Volar puede ser una experiencia agradable, si controla su miedo y se relaja.

Mientras la mayoría de los viajeros apenas percibe el monótono ruido de las turbinas, el pálido bando de pasajeros aterrorizados piensa "ya se va a caer, ya se va a caer".



El miedo, mayor o menor, a volar en avión es un sentimiento frecuente entre los viajeros que, a menudo, se origina en la sensación de no tener el control de la situación. Algo de razón tiene este temor, si se confronta con las noticias de accidentes recientes, las denuncias de falta de mantenimiento de los aparatos o los actos de terrorismo.



Los expertos recomiendan varias herramientas para superar el miedo a volar.



- Esté informado. El aire en el interior de una cabina repleta de personas contiene menos oxígeno, lo que ocasiona olvidos y dificultad de concentración. En este medio, el cuerpo adopta leves respuestas de alerta. Respirar profundamente, con la mascarilla de oxígeno -de vez en cuando-, relaja en poco tiempo.



- Una caminata vigorosa o un trote rápido antes del viaje estimulará su circulación y lo pondrá en mejores condiciones físicas para el vuelo.



- El hábitat del avión es seco. Esto causa la deshidratación que, según la medicina tradicional china, debilita los riñones, órgano responsable del miedo. Beba agua antes, durante y después del vuelo; evite el té, el café y el alcohol.



- De vez en cuando, friccione vigorosamente la parte baja de su espalda. Una loción humectante mantendrá la piel humedecida durante el vuelo. Vista prendas amplias de fibras naturales que le permitan respirar a su piel.



- Esté preparado. Revise las instrucciones en caso de emergencia. Memorice la localización de las salidas de emergencia y el camino más corto para alcanzarlas.



- Enfrente sus temores.
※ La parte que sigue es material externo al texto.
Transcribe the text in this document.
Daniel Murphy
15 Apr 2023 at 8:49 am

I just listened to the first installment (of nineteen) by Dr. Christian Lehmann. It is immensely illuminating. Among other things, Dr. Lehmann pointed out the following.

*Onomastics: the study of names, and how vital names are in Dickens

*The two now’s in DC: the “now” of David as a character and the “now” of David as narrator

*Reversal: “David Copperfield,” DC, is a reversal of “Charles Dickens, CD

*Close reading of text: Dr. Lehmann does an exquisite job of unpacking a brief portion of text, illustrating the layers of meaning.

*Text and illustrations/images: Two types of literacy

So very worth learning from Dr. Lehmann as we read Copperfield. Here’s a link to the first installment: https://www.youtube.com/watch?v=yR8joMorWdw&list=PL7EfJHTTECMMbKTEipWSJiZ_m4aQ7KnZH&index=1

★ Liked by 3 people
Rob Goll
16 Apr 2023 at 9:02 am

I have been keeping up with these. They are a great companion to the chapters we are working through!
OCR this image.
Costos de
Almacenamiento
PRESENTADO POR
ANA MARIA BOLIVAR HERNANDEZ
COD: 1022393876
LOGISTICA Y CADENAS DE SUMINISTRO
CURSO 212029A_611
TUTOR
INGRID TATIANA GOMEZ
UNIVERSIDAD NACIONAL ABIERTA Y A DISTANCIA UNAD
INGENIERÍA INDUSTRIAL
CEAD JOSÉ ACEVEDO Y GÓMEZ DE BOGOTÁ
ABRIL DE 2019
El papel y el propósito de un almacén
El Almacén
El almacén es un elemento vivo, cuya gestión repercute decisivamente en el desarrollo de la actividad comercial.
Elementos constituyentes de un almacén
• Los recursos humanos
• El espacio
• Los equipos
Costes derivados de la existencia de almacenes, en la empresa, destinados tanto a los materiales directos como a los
Aproveche el momento para viajar profundamente dentro de sí y analizar su comportamiento.



- Pregúntese qué le causa el pánico, algo que ve, escucha o piensa. Observe el tiempo que toman los ataques de pánico y cómo se desvanecen. Revise su cuerpo, en las partes tensas se aloja el miedo. Una libreta de apuntes y un bolígrafo le permitirán anotar estos datos.



- Utilice la música. Algunas aerolíneas programan la música especialmente para ayudar a relajar a los pasajeros y crearles una sensación de calma.



- Haga ejercicio. Permanecer en una misma posición durante largo tiempo aumenta la tensión y debilita el cuerpo. Varias aerolíneas sugieren ejercicios sencillos que pueden hacerse en el asiento. Los estiramientos y movimientos giratorios reactivan el cuello, los hombros, los brazos, la parte baja de la espalda, piernas y pies, y estimulan la circulación.



- Use las drogas como último recurso. Al llegar a su destino sumérjase en un tina o tome una ducha de agua caliente. Nada grave ha sucedido, permítase sentir el placer de viajar.